I don’t think the example given above is an apples-to-apples comparison though. This new example of “an infinite non-repeating string” is actually “an infinite non-repeating string of only 0s and 1s”. Of course it’s not going to contain a “2”, just like pi doesn’t contain a “Y”. Wouldn’t a more appropriate reframing of the original question to go with this new example be “would any finite string consisting of only 0s and 1s be present in it?”
They just proved that “X is irrational and non-repeating digits -> can find any sequence in X”, as the original question implied, is false. Maybe pi does in fact contain any sequence, but that wouldn’t be because of its irrationality or the fact that it’s non-repeating, it would be some other property
It’s almost sure to be the case, but nobody has managed to prove it yet.
But simply being infinite and non-repeating doesn’t guarantee that all finite sequences should appear. For example, you could have an infinite non-repeating number that doesn’t have any 9s in it.

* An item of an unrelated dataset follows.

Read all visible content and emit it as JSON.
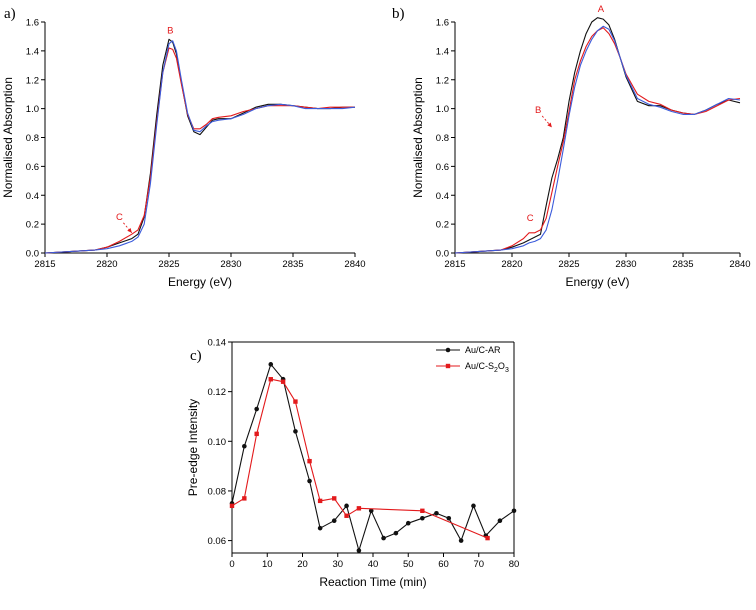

Exceptions are infinite. Is that rare?
Yes. The exceptions are a smaller cardinality of infinity than the set of all real numbers.
Rare in this context is a question of density. There are infinitely many integers within the real numbers, for example, but there are far more non-integers than integers. So integers are more rare within the real.

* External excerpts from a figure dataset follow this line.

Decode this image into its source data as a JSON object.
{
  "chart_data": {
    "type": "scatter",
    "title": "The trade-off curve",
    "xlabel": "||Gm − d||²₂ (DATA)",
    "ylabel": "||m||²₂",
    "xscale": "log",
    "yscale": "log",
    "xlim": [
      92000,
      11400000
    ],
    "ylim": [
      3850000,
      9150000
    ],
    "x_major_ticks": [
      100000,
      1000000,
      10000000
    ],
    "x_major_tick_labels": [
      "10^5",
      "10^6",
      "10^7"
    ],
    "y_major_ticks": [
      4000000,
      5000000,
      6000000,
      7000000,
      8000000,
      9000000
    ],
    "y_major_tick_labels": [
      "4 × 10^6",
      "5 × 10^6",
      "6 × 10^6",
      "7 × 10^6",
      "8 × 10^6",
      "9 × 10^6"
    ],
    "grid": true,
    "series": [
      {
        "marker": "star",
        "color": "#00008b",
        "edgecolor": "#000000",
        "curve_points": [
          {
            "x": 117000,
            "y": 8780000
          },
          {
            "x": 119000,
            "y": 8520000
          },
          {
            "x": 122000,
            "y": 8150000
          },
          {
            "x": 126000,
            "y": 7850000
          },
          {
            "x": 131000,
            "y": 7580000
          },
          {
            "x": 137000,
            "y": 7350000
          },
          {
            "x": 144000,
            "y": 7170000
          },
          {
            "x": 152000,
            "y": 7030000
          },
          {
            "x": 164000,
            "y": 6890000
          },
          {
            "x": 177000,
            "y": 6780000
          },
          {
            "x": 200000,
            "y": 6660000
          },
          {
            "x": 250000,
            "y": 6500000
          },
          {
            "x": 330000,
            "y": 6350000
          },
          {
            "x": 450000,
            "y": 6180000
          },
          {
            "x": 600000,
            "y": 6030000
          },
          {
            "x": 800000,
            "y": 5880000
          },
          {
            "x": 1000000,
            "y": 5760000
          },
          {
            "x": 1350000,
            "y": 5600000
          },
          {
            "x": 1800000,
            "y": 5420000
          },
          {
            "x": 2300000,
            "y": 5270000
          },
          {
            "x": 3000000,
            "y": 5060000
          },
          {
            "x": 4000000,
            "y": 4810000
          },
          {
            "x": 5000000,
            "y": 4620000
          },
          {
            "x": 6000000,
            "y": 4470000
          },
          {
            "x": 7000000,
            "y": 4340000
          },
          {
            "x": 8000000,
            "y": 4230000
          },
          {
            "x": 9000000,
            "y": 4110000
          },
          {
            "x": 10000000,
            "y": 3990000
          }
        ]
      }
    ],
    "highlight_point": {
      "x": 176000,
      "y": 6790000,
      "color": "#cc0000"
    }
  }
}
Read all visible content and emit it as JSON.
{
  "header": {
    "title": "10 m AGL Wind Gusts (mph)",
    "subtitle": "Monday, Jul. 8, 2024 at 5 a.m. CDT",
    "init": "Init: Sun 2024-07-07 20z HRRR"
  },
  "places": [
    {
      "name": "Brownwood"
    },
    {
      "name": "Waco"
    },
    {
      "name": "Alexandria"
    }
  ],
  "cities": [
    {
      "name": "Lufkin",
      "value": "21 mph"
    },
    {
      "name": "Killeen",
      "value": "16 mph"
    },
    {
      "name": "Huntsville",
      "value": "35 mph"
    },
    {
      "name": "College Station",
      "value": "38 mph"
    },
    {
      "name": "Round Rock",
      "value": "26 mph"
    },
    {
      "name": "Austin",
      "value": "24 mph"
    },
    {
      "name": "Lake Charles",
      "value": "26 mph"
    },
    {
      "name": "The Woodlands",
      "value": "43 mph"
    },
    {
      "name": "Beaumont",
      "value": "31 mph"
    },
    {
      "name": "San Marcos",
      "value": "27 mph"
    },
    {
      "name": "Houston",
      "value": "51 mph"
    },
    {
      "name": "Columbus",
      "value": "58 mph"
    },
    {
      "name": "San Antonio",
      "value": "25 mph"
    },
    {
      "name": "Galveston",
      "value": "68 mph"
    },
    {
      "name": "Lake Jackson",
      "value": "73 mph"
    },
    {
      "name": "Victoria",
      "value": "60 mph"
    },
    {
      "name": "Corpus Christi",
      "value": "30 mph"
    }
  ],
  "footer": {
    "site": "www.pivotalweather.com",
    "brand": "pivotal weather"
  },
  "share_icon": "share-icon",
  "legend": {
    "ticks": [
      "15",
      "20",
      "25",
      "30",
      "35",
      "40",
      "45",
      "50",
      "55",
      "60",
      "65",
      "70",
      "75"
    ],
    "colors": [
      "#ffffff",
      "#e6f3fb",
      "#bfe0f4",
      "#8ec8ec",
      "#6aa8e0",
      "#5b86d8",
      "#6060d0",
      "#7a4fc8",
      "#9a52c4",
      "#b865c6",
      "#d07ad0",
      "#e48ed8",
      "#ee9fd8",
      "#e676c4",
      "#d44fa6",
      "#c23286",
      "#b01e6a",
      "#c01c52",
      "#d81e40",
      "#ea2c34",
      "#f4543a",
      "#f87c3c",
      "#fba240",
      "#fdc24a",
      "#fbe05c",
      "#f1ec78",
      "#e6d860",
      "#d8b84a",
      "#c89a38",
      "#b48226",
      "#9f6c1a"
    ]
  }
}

There is not density in infinity
I think you mean “I don’t understand density in infinity”.
They should look up the classic example of rationals in the real numbers. Their statement could hardly be more wrong.
we were talking about probability
I most assuredly am talking about your false statement regarding density.
Very rare in the sense that they have a probability of 0.
There are lot that fit that pattern. However, most/all naturally used irrational numbers seem to be normal. Maths has, however had enough things that seemed ‘obvious’ which turned out to be false later. Just because it’s obvious doesn’t mean it’s mathematically true.